Womble Bond Dickinson hires corporate partner, launches 21st US office in Nashville

Masami Izumida Tyson joins as the office's fourth partner

Masami Izumida Tyson

Womble Bond Dickinson has hired a lawyer from the Tennessee Department of Economic and Community Development (TNECD) as the fourth partner based in its Nashville office, which opened last month as the firm’s 21st office in the US and 28th internationally. 

Masami Izumida Tyson joins Womble Bond’s Nashville office as a partner in the firm’s corporate and securities practice after three years as TNECD’s global director of foreign direct investment and trade. 

She becomes the fourth partner and sixth lawyer to join the Nashville office after it opened in June with existing partners John Scannapieco, Josh Mullen and Alan Elsen. The trio are currently splitting their time between Washington DC and Nashville alongside associate Frank Xue and counsel Joy Holloway, who was previously based full-time in Atlanta. 

Prior to joining TNECD in 2018, Tyson spent three years as senior in-house counsel at Nissan North America.
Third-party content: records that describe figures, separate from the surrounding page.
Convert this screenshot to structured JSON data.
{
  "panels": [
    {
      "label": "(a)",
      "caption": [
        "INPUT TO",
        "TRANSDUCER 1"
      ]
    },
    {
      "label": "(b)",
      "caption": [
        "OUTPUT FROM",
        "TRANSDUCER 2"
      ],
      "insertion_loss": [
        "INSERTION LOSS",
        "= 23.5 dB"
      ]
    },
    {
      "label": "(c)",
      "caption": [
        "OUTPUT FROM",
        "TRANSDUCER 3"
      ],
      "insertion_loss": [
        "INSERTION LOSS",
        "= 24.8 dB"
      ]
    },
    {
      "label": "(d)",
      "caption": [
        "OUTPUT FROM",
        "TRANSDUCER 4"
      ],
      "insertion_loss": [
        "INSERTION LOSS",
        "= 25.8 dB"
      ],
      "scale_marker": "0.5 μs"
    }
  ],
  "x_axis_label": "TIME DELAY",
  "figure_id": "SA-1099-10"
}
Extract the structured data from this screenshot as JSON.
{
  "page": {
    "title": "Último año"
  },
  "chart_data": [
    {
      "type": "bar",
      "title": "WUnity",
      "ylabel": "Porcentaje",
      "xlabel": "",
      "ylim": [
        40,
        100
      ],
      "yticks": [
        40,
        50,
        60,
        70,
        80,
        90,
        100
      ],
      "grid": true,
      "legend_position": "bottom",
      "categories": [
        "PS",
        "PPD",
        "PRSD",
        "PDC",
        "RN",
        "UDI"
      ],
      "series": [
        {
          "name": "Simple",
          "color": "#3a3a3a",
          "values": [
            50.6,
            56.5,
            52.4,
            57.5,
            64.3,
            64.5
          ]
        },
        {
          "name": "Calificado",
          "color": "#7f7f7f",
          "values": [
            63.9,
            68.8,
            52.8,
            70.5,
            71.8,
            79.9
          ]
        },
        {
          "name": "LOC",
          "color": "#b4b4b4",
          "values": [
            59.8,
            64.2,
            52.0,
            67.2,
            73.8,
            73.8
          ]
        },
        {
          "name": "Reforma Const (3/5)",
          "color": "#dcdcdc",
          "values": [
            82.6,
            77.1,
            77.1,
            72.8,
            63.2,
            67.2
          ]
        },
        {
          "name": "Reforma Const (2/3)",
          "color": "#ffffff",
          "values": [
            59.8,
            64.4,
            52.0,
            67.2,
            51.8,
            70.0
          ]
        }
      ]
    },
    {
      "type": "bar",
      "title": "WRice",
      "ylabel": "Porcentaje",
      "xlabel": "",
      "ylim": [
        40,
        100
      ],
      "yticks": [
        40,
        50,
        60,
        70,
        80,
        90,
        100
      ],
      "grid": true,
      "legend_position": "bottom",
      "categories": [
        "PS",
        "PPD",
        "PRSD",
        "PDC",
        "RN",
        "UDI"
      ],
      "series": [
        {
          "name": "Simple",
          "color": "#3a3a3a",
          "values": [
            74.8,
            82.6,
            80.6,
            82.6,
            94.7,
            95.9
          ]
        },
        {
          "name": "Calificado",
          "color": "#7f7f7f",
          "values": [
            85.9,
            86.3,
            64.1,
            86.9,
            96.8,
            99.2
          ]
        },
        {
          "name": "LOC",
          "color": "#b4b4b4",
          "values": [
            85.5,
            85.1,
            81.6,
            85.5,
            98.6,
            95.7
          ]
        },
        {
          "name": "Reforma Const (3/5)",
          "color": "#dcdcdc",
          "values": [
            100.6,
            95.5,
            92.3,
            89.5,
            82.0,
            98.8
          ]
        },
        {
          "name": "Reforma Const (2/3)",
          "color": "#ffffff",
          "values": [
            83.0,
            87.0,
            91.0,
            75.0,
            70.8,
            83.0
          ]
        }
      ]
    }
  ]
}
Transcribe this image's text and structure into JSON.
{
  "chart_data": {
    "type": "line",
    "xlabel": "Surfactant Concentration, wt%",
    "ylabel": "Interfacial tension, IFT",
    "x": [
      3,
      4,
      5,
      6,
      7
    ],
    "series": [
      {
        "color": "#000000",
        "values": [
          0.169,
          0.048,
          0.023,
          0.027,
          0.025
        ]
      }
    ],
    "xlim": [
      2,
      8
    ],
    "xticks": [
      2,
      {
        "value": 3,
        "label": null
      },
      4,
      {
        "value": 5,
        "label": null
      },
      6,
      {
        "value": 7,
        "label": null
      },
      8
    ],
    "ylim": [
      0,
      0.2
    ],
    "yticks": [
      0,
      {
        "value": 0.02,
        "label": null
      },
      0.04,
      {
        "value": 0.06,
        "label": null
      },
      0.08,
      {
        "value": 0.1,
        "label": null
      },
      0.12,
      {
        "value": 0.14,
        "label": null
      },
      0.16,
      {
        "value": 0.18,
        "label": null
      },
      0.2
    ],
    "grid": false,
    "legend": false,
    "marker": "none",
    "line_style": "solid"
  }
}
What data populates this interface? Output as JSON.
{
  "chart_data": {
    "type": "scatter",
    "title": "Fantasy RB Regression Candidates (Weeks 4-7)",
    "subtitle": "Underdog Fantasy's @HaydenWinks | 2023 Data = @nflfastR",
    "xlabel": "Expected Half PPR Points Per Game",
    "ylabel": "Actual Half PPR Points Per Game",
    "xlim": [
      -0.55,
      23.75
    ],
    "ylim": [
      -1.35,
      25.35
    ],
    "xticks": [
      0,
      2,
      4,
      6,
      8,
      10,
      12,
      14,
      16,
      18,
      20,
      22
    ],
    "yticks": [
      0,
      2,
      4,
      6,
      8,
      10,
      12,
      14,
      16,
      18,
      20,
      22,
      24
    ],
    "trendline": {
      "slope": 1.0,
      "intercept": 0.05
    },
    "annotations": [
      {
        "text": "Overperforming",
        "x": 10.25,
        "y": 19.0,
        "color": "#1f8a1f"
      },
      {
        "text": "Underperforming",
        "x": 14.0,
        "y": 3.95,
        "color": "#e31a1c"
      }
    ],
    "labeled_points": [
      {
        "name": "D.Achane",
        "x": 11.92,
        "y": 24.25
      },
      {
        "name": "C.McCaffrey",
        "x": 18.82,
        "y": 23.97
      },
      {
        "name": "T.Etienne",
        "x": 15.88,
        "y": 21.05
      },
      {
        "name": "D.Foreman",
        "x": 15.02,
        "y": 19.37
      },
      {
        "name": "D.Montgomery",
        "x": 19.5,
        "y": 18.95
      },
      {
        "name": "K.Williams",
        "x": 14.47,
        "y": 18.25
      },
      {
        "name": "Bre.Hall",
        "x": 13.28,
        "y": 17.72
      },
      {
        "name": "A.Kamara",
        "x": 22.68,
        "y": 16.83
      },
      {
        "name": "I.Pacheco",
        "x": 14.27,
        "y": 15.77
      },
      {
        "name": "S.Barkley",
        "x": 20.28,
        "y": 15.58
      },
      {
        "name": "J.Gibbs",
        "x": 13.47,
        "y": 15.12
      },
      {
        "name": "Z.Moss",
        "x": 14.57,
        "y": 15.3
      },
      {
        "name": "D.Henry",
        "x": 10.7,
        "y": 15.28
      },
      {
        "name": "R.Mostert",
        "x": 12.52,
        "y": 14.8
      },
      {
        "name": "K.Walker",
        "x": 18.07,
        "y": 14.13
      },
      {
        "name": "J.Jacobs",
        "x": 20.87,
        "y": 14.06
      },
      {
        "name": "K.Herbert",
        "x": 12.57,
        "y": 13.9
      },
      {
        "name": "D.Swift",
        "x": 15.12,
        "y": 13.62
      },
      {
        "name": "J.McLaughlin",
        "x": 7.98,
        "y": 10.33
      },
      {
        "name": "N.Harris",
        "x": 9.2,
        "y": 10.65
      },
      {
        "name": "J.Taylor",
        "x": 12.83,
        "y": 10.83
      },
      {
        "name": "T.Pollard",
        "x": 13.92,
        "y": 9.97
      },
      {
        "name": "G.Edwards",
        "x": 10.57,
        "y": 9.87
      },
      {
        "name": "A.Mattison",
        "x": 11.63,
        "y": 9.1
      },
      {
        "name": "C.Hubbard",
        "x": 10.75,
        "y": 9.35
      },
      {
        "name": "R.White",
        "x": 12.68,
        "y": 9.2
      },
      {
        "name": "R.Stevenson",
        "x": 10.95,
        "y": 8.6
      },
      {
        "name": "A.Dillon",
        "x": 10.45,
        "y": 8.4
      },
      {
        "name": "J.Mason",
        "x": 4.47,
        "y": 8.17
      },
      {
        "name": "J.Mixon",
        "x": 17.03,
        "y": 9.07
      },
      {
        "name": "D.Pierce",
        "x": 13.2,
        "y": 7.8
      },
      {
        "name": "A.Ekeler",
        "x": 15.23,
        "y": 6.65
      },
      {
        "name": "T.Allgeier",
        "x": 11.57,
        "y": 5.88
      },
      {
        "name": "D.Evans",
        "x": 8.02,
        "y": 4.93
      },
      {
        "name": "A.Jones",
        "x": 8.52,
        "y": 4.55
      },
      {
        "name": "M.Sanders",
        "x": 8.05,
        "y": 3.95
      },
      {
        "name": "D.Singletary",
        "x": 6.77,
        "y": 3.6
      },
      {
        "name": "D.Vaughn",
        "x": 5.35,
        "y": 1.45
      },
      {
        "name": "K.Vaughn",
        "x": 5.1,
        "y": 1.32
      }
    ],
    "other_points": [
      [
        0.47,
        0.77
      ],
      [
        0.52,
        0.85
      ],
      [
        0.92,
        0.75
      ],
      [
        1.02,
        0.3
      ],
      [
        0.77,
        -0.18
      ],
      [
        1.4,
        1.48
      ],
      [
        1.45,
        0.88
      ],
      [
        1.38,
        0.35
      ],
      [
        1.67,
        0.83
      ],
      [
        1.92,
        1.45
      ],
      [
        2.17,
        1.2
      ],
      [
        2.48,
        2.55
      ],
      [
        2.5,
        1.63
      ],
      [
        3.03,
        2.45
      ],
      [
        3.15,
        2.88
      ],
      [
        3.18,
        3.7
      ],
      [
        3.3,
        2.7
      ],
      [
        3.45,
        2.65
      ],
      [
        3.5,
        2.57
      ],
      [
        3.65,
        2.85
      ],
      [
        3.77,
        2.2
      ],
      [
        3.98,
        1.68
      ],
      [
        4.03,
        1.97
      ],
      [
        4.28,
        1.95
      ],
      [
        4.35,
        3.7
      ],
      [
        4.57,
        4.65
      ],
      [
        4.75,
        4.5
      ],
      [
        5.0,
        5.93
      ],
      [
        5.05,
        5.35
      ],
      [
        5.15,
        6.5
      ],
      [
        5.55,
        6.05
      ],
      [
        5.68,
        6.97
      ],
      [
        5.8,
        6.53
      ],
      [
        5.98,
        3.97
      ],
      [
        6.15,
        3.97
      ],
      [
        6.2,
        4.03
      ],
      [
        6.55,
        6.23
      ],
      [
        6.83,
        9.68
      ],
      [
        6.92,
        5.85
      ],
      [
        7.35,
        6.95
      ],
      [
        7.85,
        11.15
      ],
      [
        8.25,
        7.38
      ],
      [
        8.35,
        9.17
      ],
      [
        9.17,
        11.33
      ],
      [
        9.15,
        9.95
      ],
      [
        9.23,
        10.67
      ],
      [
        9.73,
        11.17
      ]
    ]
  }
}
Before that, she worked in Tokyo as the legal department director at Mentor Graphics Japan, an electronics design automation company that was purchased by Siemens in 2017. 

Jamie Francis, head of Womble Bond’s corporate and securities practice group, said: “Masami has a stellar reputation and is highly regarded in the Japanese business community both here in the US and Japan. She will be an integral part of the growth of the Nashville office and the building of a Japanese practice within our global business and international trade team.”

On Womble Bond's strategy in Nashville, Francis said the firm identified “significant opportunity to assist clients on their global operations from the region and to attract high-quality lawyers” to its global business and international trade team as Nashville continues to grow “both in terms of GDP growth and the extent to which talent is moving into the city”. 

“As Nashville continues to be a growing center for international in-bound and out-bound business activities, as well as a thriving hub for several key tech-based industries and a destination for leading companies, the timing was right to continue our growth trajectory with a new office in Nashville,” he said. 

The Nashville launch follows the firm securing a five-lawyer team from intellectual property boutique Abelman Frayne & Schwab to open an office in New York in April. 

In the years since the merger between UK-based Bond Dickinson and US practice Womble Carlyle Sandridge & Rice went live to create the firm in 2017, the combined outfit has also opened offices in Boston, Los Angeles, Palo Alto and Houston.

To date, national and international US firms have largely side-stepped Nashville, although last year K&L Gates hired 18 partners from four of Nashville’s leading law firms to open there.

It also hosts Pillsbury’s global operations centre and legal services department, while Baker Donelson, the result of merger between Memphis and Tennessee firms, has more than 100 lawyers in the city.

Nashville is best known as a centre for healthcare and boasts the headquarters of HCA Healthcare, which ranks 65th in the Fortune 500.

Other firms to open offices in the South recently include McDermott Will & Emery and Ashurst, which both opened in Austin, Texas, while K&L Gates opened an office in Kansas City with four partners from Husch Blackwell in June.